À Maturidade, Nº 9, 1981.
Un ángel al órgano
El hermano Andrés, en su libro El contrabandista de Dios, cuenta acerca de Bastián, el mayor de todos sus hermanos, que jamás aprendió a hablar, ni a vestirse por sí solo. Pasaba todo el día sentado bajo un gran árbol, viendo pasar a la gente del pueblo. Sin embargo, tenía un talento extraordinario. El padre solía tocar por las noches su pequeño y destartalado órgano de manubrio, mientras la familia le acompañaba con el canto de conocidos himnos. Bastián no podía cantar, pero se acurrucaba, embelesado, debajo del teclado, apretujándose contra la pedalera, sintiendo cada sonido en la vibrante madera. De pronto, se ponía de pie, y hacía gestos a su padre para que le dejara el lugar.Entonces se acomodaba, hacía las veces que leía en el Himnario (aunque casi siempre le quedaba al revés), y, desde el primero hasta el último, tocaba todos los himnos que su padre había tocado, pero no como él, cometiendo un error tras otro, sino a la perfección, con un algo maravilloso, que la gente que pasaba por la calle se paraba a escuchar. En las noches de verano, cuando dejaban la puerta abierta, se juntaba un grupo afuera y a muchos de ellos se les caían las lágrimas, porque cuando Bastián tocaba, era como si un ángel se hubiera sentado al órgano.

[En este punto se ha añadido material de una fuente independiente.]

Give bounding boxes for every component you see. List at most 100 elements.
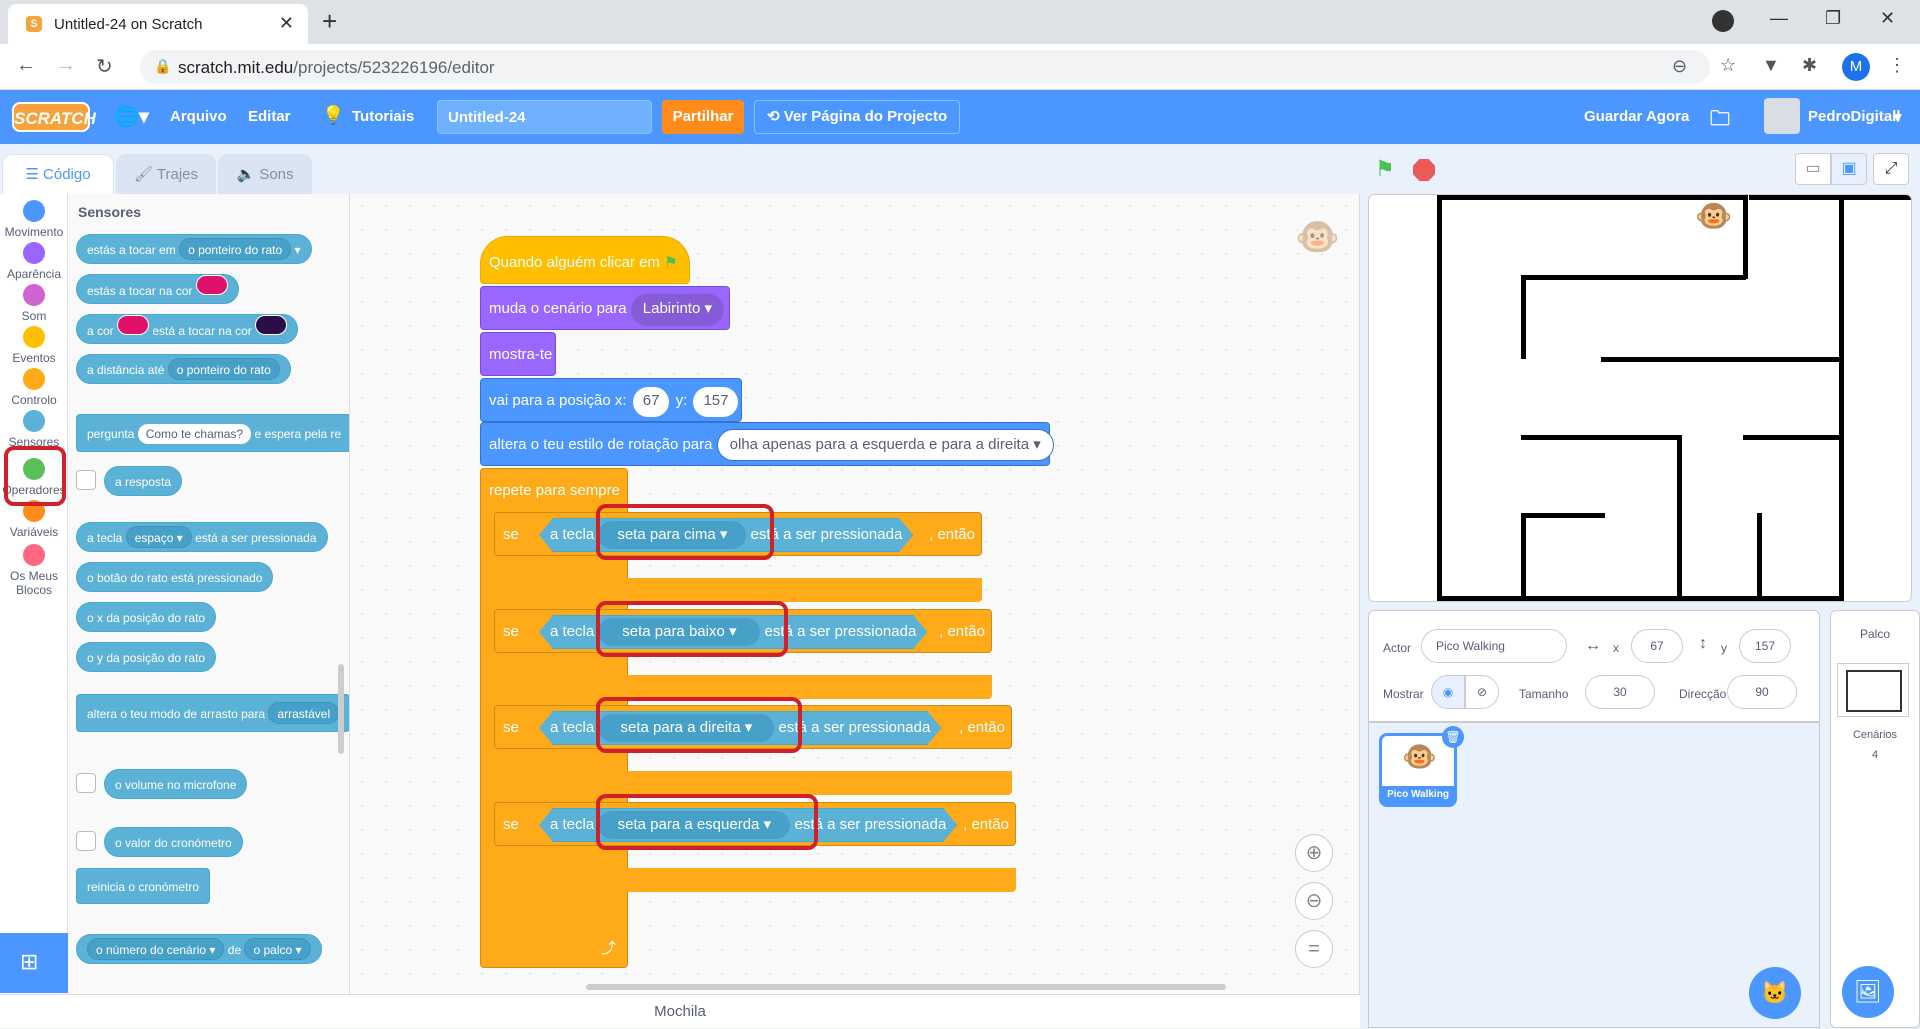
category-5[interactable]: Sensores	[0, 410, 68, 449]
category-4[interactable]: Controlo	[0, 368, 68, 407]
stage-canvas[interactable]: 🐵	[1368, 194, 1912, 602]
menu-file[interactable]: Arquivo	[170, 108, 227, 125]
address-toolbar: ← → ↻ 🔒 scratch.mit.edu/projects/5232261…	[0, 44, 1920, 90]
forward-icon[interactable]: →	[56, 54, 76, 77]
username[interactable]: PedroDigitall	[1808, 108, 1901, 125]
x-input[interactable]: 67	[1631, 629, 1683, 663]
tab-code[interactable]: ☰ Código	[2, 154, 114, 194]
color-swatch-pink[interactable]	[195, 275, 228, 295]
block-ask[interactable]: pergunta Como te chamas? e espera pela r…	[76, 414, 349, 452]
category-2[interactable]: Som	[0, 284, 68, 323]
tutorials-bulb-icon: 💡	[322, 105, 345, 125]
block-mouse-y[interactable]: o y da posição do rato	[76, 642, 217, 672]
save-now-button[interactable]: Guardar Agora	[1584, 108, 1689, 125]
block-mouse-x[interactable]: o x da posição do rato	[76, 602, 217, 632]
palette-heading: Sensores	[78, 204, 142, 220]
profile-dropdown-icon[interactable]	[1712, 10, 1734, 32]
block-drag-mode[interactable]: altera o teu modo de arrasto para arrast…	[76, 694, 349, 732]
category-0[interactable]: Movimento	[0, 200, 68, 239]
profile-avatar[interactable]: M	[1842, 53, 1870, 81]
delete-sprite-icon[interactable]: 🗑	[1442, 726, 1464, 748]
sprite-name-input[interactable]: Pico Walking	[1421, 629, 1567, 663]
size-label: Tamanho	[1519, 687, 1569, 701]
answer-checkbox[interactable]	[76, 470, 96, 490]
workspace-scrollbar[interactable]	[586, 984, 1226, 990]
small-stage-icon[interactable]: ▭	[1795, 153, 1831, 185]
bookmark-star-icon[interactable]: ☆	[1720, 55, 1736, 76]
stage-target-pane[interactable]: Palco Cenários 4	[1830, 610, 1920, 1028]
green-flag-icon[interactable]: ⚑	[1375, 156, 1395, 182]
category-3[interactable]: Eventos	[0, 326, 68, 365]
block-backdrop-of[interactable]: o número do cenário ▾ de o palco ▾	[76, 934, 322, 964]
block-go-to-xy[interactable]: vai para a posição x: 67 y: 157	[480, 378, 742, 422]
zoom-icon[interactable]: ⊖	[1672, 56, 1687, 77]
y-input[interactable]: 157	[1739, 629, 1791, 663]
block-set-rotation-style[interactable]: altera o teu estilo de rotação para olha…	[480, 422, 1054, 466]
my-stuff-folder-icon[interactable]: 🗀	[1710, 104, 1730, 138]
timer-checkbox[interactable]	[76, 831, 96, 851]
zoom-in-icon[interactable]: ⊕	[1295, 834, 1333, 872]
block-switch-backdrop[interactable]: muda o cenário para Labirinto ▾	[480, 286, 730, 330]
window-close-icon[interactable]: ✕	[1880, 8, 1895, 29]
tab-costumes[interactable]: 🖌 Trajes	[116, 154, 216, 194]
large-stage-icon[interactable]: ▣	[1831, 153, 1867, 185]
minimize-icon[interactable]: —	[1770, 8, 1788, 29]
block-distance[interactable]: a distância até o ponteiro do rato	[76, 354, 291, 384]
size-input[interactable]: 30	[1585, 675, 1655, 709]
share-button[interactable]: Partilhar	[662, 100, 744, 134]
user-avatar[interactable]	[1764, 98, 1800, 134]
menu-tutorials[interactable]: Tutoriais	[352, 108, 414, 125]
browser-tab[interactable]: S Untitled-24 on Scratch ✕	[8, 4, 308, 44]
add-sprite-button[interactable]: 🐱	[1749, 967, 1801, 1019]
color-swatch-pink-2[interactable]	[117, 315, 150, 335]
block-loudness[interactable]: o volume no microfone	[104, 769, 248, 799]
block-touching[interactable]: estás a tocar em o ponteiro do rato ▾	[76, 234, 312, 264]
block-answer[interactable]: a resposta	[104, 466, 183, 496]
menu-edit[interactable]: Editar	[248, 108, 291, 125]
block-color-touching-color[interactable]: a cor está a tocar na cor	[76, 314, 299, 344]
category-8[interactable]: Os Meus Blocos	[0, 544, 68, 597]
block-touching-color[interactable]: estás a tocar na cor	[76, 274, 239, 304]
tab-title: Untitled-24 on Scratch	[54, 16, 203, 33]
url-bar[interactable]: 🔒 scratch.mit.edu/projects/523226196/edi…	[140, 50, 1710, 84]
color-swatch-dark[interactable]	[255, 315, 288, 335]
category-label: Movimento	[4, 225, 64, 239]
direction-input[interactable]: 90	[1727, 675, 1797, 709]
block-show[interactable]: mostra-te	[480, 332, 556, 376]
block-when-flag-clicked[interactable]: Quando alguém clicar em ⚑	[480, 236, 690, 284]
pico-sprite[interactable]: 🐵	[1695, 199, 1732, 234]
add-backdrop-button[interactable]: 🖼	[1842, 966, 1894, 1018]
project-title-input[interactable]: Untitled-24	[437, 100, 652, 134]
block-mouse-down[interactable]: o botão do rato está pressionado	[76, 562, 274, 592]
stage-thumbnail[interactable]	[1837, 663, 1909, 717]
stop-icon[interactable]	[1413, 159, 1435, 181]
loudness-checkbox[interactable]	[76, 773, 96, 793]
block-key-pressed[interactable]: a tecla espaço ▾ está a ser pressionada	[76, 522, 328, 552]
backpack[interactable]: Mochila	[0, 994, 1360, 1028]
scratch-logo[interactable]: SCRATCH	[12, 102, 96, 132]
show-visible-icon[interactable]: ◉	[1431, 675, 1465, 709]
user-menu-chevron-icon[interactable]: ▾	[1894, 108, 1902, 126]
close-tab-icon[interactable]: ✕	[279, 13, 294, 34]
puzzle-icon[interactable]: ✱	[1802, 55, 1817, 76]
zoom-out-icon[interactable]: ⊖	[1295, 882, 1333, 920]
block-reset-timer[interactable]: reinicia o cronómetro	[76, 868, 211, 904]
sprite-thumbnail-label: Pico Walking	[1382, 786, 1454, 804]
language-globe-icon[interactable]: 🌐▾	[114, 104, 149, 129]
new-tab-icon[interactable]: +	[322, 6, 337, 37]
extension-icon[interactable]: ▼	[1762, 55, 1780, 76]
tab-sounds[interactable]: 🔈 Sons	[218, 154, 312, 194]
more-menu-icon[interactable]: ⋮	[1888, 55, 1906, 76]
sprite-thumbnail[interactable]: 🐵 Pico Walking 🗑	[1379, 726, 1464, 807]
zoom-reset-icon[interactable]: =	[1295, 930, 1333, 968]
back-icon[interactable]: ←	[16, 54, 36, 77]
category-1[interactable]: Aparência	[0, 242, 68, 281]
fullscreen-icon[interactable]: ⤢	[1873, 153, 1909, 185]
see-project-page-button[interactable]: ⟲ Ver Página do Projecto	[754, 100, 960, 134]
add-extension-button[interactable]: ⊞	[0, 933, 68, 993]
reload-icon[interactable]: ↻	[96, 54, 113, 79]
block-timer[interactable]: o valor do cronómetro	[104, 827, 243, 857]
palette-scrollbar[interactable]	[338, 664, 344, 754]
restore-icon[interactable]: ❐	[1825, 8, 1841, 29]
show-hidden-icon[interactable]: ⊘	[1465, 675, 1499, 709]
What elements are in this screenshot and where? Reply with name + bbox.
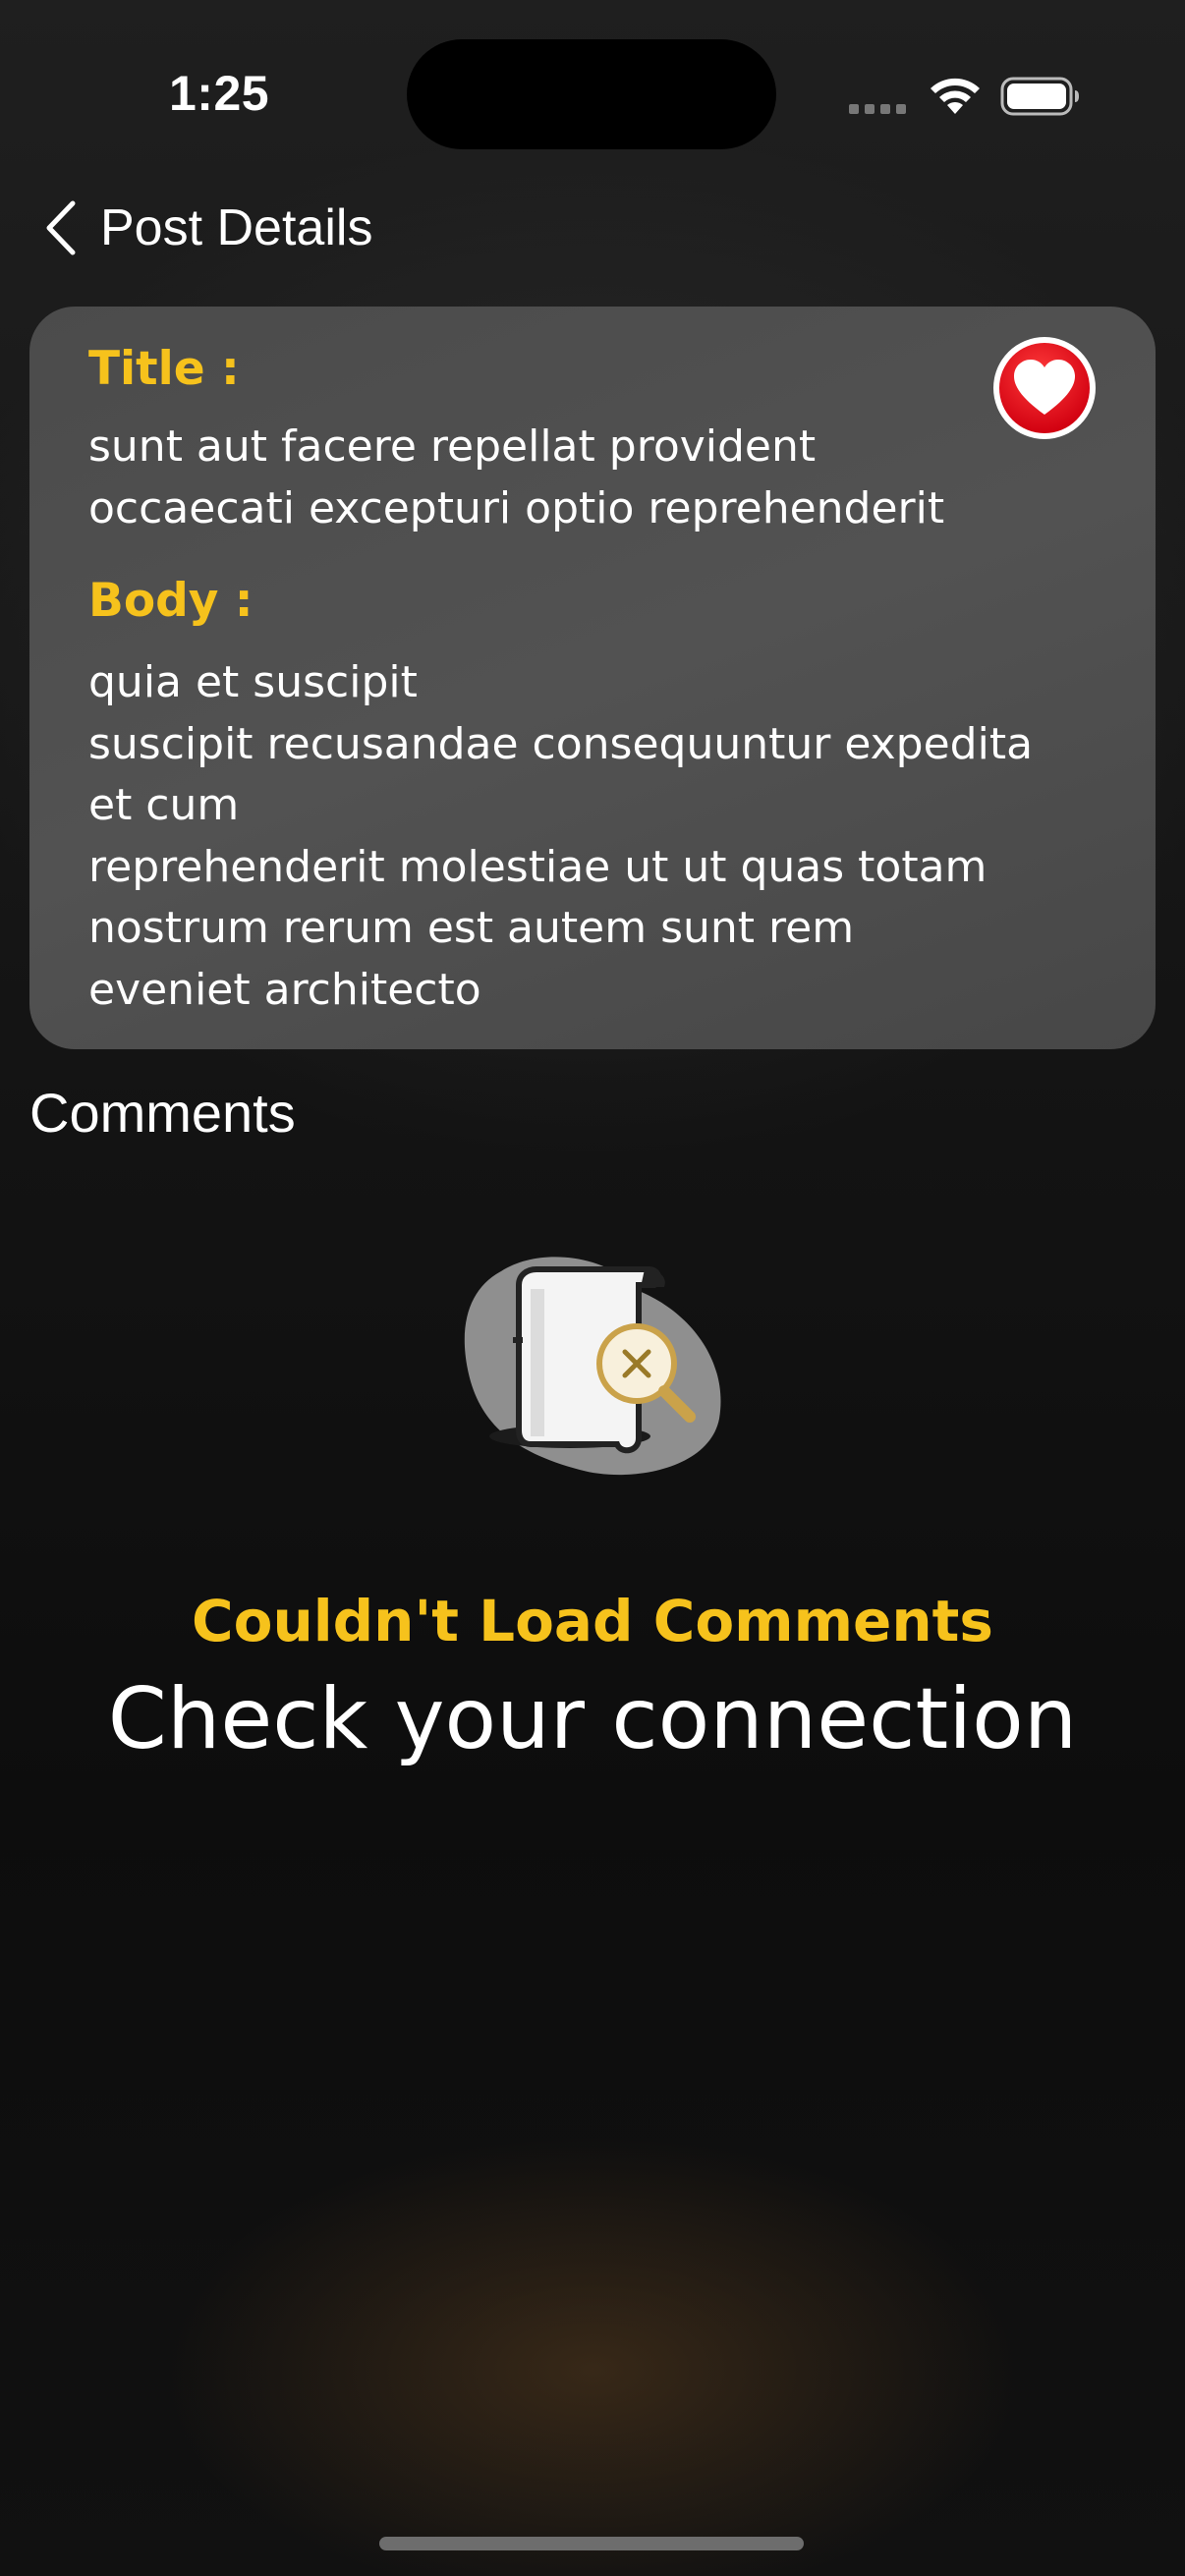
chevron-left-icon <box>46 200 76 255</box>
post-title-text: sunt aut facere repellat provident occae… <box>88 421 945 533</box>
navigation-bar: Post Details <box>0 187 1185 295</box>
favorite-button[interactable] <box>990 334 1099 442</box>
document-search-error-icon <box>464 1257 721 1476</box>
battery-icon <box>1000 77 1079 116</box>
home-indicator[interactable] <box>379 2537 804 2550</box>
comments-heading: Comments <box>29 1082 296 1144</box>
status-bar: 1:25 <box>0 0 1185 187</box>
error-title: Couldn't Load Comments <box>192 1588 993 1654</box>
post-body-text: quia et suscipit suscipit recusandae con… <box>88 657 1034 1015</box>
dynamic-island <box>407 39 776 149</box>
back-button[interactable]: Post Details <box>43 187 372 269</box>
post-card: Title : sunt aut facere repellat provide… <box>29 307 1156 1049</box>
cellular-signal-icon <box>849 104 908 114</box>
status-time: 1:25 <box>169 66 270 121</box>
error-subtitle: Check your connection <box>107 1670 1078 1768</box>
title-label: Title : <box>88 342 240 396</box>
page-title: Post Details <box>100 199 373 256</box>
body-label: Body : <box>88 574 254 628</box>
wifi-icon <box>931 78 980 114</box>
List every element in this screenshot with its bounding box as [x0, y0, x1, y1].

El Hermano Andrés, en El contrabandista de Dios.
Como una bandeja de oro
Cuando estuve en Australia a menudo escuchaba historias de una mujer lisiada, pero nunca creí que aquellas historias pudieran ser ciertas. Un día fui a consolarla, pero antes que estuviera diez minutos en su pieza, me di cuenta que era yo quien estaba siendo enseñado, quebrantado, y disuelto en un caudal de emociones. Cuando ella tenía dieciocho años, fue afectada por una terrible enfermedad y el doctor le dijo que para salvar su vida le tenía que amputar el pie. Ambos pies fueron amputados. La enfermedad se extendió por todo el cuerpo y fue necesario amputarle las piernas hasta las rodillas. Sin embargo, la enfermedad siguió ramificándose, por lo cual hubo que amputar hasta el tronco. Después, comprometió ambos brazos. Cuando vi a esta mujer –la señora Higgins– todo lo que le quedaba era su torso. Quince años había estado así. Fui a ella para confortarla, pero no se me ocurría qué decir. Me encontré con una habitación cuyas murallas estaban empapeladas con textos radiantes, hablando de alegría, paz y poder. Postrada en su cama, un día se preguntó qué podía hacer; ella, una mujer lisiada, sin miembros en su cuerpo. Después de una inspiración, le pidió a un carpintero amigo que le pusiera una tabla en su hombro con una lapicera en el extremo; y empezó a escribir cartas. Hay que recordar que cuando se escribe se usa todo el brazo. Al no tener extremidades, ella debía escribir usando todo su cuerpo. Puede haber calígrafos muy buenos en este lugar, pero objetaré a cualquiera que diga que hay otra mujer que pueda escribir una carta con la mitad de belleza caligráfica que tenía la carta que escribió aquella mujer lisiada en mi presencia. Era como una bandeja de oro. Ella había recibido unas 1500 misivas de personas que habían sido llevadas a Cristo mediante las cartas que había escrito de esa forma en aquella habitación. Entonces le dije: “¿Cómo lo hace?”. Sonrió y respondió: “Bueno, usted sabe, Jesús dijo que ‘de aquellos que crean en Él fluirían ríos de agua viva’, y yo le creí. Eso fue todo”.
Testimonio anónimo de un ministro.
¿Cómo lo hizo?
“Oh”, dice un hombre, “cuéntame acerca de este asunto: explícame como funciona la salvación, cuéntame acerca de la gota de rocío, cómo el rayo y el trueno descansan en ella.” – “No se pueden analizar las gotas de rocío, pero el Dios Padre puede. Dime cómo Él besa la pequeña porción de tierra en tu jardín y hace que las rosas florezcan. Dime cómo vino a mi tienda gitana cuando en ella no había ninguna Biblia, antes que yo pudiera siquiera decir mi nombre, antes que yo haya escuchado siquiera de Él. Dime cómo pudo ganar a mi padre, siendo tan duro y bruto, bebedor, blasfemador, y salvaje como león. Dime cómo Dios en Cristo lo ganó a él y también a sus hijos, y nos salvó a todos, e hizo que estos ojos, estos ojos interiores de mi vida, lo vieran y lo conocieran a Él como Salvador. Por favor, dime, ¿cómo lo hizo? Y no lo sé, pero sé que lo hizo, ¡y esa es una prueba suficiente para probar la realidad de ello!”.
Gitano “Gipsy” Smith.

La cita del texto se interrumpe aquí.